Part I : Check your Understanding

These questions refer to the file short.txt which is stored as a string in the variable text:

The big dog ate food. The big dog died.

In an order-2 Markov process each two-letter sequence will be a key in a dictionary. The value associated with the key is a list of characters that follow that two-letter sequence in the file. For example, the two-letter sequence 'at' is followed by an 'e' once.

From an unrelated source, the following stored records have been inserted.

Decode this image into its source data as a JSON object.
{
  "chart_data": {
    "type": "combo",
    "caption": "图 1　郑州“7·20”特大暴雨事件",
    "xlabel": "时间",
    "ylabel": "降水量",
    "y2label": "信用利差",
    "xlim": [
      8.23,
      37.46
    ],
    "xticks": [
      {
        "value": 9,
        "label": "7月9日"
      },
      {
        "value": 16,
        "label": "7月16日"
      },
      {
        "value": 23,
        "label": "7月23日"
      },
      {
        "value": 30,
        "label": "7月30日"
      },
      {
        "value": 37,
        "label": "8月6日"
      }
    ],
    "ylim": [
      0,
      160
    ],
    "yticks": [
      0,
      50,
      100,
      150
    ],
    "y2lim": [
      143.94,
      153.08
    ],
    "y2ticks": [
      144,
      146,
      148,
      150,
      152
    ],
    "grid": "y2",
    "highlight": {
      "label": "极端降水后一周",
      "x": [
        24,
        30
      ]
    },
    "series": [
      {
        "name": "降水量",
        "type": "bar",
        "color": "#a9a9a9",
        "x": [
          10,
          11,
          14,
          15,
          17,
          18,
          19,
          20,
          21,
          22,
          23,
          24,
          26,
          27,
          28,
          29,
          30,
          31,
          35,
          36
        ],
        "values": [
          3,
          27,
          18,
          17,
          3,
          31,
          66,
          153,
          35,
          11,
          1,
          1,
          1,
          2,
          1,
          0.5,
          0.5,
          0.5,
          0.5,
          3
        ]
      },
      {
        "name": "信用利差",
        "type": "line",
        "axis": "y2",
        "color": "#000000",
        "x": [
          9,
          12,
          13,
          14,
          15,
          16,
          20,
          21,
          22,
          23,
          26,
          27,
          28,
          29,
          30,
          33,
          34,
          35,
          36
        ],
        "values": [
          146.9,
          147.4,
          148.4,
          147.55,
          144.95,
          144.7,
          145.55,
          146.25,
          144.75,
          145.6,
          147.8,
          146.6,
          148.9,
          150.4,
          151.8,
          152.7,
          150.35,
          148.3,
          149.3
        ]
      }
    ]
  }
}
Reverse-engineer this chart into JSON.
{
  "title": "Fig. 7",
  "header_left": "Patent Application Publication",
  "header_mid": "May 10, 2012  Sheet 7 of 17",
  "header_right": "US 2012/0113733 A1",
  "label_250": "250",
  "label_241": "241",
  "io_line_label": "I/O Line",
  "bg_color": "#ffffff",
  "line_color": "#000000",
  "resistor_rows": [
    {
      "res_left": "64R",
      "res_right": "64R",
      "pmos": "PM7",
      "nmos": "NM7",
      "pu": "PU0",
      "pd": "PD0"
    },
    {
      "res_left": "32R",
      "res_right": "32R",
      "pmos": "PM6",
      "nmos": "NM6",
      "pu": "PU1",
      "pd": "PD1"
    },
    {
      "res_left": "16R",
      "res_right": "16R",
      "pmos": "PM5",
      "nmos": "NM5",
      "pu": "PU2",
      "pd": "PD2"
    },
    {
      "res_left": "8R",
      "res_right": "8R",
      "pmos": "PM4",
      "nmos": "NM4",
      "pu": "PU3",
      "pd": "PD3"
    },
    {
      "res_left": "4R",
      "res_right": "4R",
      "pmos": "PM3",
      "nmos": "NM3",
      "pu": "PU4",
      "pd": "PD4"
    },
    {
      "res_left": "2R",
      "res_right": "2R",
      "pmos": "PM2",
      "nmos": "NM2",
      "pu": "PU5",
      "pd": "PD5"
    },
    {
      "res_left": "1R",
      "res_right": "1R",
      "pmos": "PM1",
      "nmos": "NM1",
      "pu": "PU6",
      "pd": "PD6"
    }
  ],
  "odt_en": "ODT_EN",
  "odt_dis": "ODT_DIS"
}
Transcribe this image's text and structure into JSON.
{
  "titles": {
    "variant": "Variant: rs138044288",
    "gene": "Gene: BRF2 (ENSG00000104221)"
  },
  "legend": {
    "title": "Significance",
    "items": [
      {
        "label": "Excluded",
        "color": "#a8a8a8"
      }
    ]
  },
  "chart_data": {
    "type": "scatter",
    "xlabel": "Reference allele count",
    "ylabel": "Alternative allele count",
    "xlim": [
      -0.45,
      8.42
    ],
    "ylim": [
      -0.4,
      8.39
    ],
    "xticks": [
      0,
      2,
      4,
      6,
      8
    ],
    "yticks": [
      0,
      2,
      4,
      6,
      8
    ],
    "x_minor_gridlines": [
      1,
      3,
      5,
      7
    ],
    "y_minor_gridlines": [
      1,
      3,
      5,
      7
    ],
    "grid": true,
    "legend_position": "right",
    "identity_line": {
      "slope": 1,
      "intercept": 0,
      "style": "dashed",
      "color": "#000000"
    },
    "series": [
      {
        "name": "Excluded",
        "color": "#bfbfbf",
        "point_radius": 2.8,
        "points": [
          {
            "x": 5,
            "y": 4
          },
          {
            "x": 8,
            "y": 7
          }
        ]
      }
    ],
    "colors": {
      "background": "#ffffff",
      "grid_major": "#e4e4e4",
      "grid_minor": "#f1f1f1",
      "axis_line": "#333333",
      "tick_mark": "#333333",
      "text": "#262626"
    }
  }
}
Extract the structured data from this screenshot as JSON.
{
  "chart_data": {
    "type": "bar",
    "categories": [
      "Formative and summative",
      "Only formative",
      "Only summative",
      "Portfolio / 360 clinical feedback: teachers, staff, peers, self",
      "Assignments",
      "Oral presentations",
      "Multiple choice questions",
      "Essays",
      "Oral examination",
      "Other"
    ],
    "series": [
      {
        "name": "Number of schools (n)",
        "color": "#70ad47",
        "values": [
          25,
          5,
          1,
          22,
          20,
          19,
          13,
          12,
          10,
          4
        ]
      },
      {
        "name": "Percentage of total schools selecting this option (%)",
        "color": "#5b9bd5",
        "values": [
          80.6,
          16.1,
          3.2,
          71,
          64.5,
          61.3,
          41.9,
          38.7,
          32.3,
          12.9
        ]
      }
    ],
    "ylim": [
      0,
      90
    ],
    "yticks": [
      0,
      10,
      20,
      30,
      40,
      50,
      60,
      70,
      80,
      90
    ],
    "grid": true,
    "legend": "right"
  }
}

  1. There are four occurrences of 'g ' ('g'-space), what letters would be associated with that key?
    [                                               ]
  2. There are three occurrences of 'e ' ('e'-space), what letters would be associated with that key?
    [                                               ]
  3. Given a list of 3-letter sequences, how would you build the dictionary described above? Could you build it in such a way that it did not depend on the length of the letter sequences (i.e., so that it would work for 4-letter, 8-letter, or 10-letter sequences)?
      
      
      
      

In order to build the dictionary described above, you need to have a list of k-letter sequences. Describe the contents of the list generated by the list comprehensions below.

  1. [ text[i:i+3] for i in range(len(text)-2) ]
  2.   
      
      
      
  3. words = text.split()
    [ words[i:i+3] for i in range(len(words)-2) ]
      
    
        
  4. What needs to be changed in the code above to make it generate different length sequences?
  5.   
    
        
  6. What needs to be changed in the first list comprehension above so that it generates a list of lists as the second one does? This would be useful because this same algorithm could be used to generate random text based on words instead of letters (i.e., a two word sequence predicts the next word, with the keys and values being words instead of letters).
  7.   
    
        

Part II : Complete the Code

Complete the Markov.py code by completing the functions:

Part III : Generalizing the Code

The process is controlled by the parameters to the main function. Explain the meaning of the each of the parameter values in the following call:

main("short.txt", 3, 200, 10, getFileLetters)
  1. Change the order of the model to see if your code works for any order-k Markov model. If you get an error, explain what caused it and try to fix it.
  2. Change the function used in the call from getFileLetters to getFileWords to see if your code works for words as well as letters. If you get an error, explain what caused it and try to fix it.
  3. Generate some random text. What is your favorite? Read it aloud to your neighbors.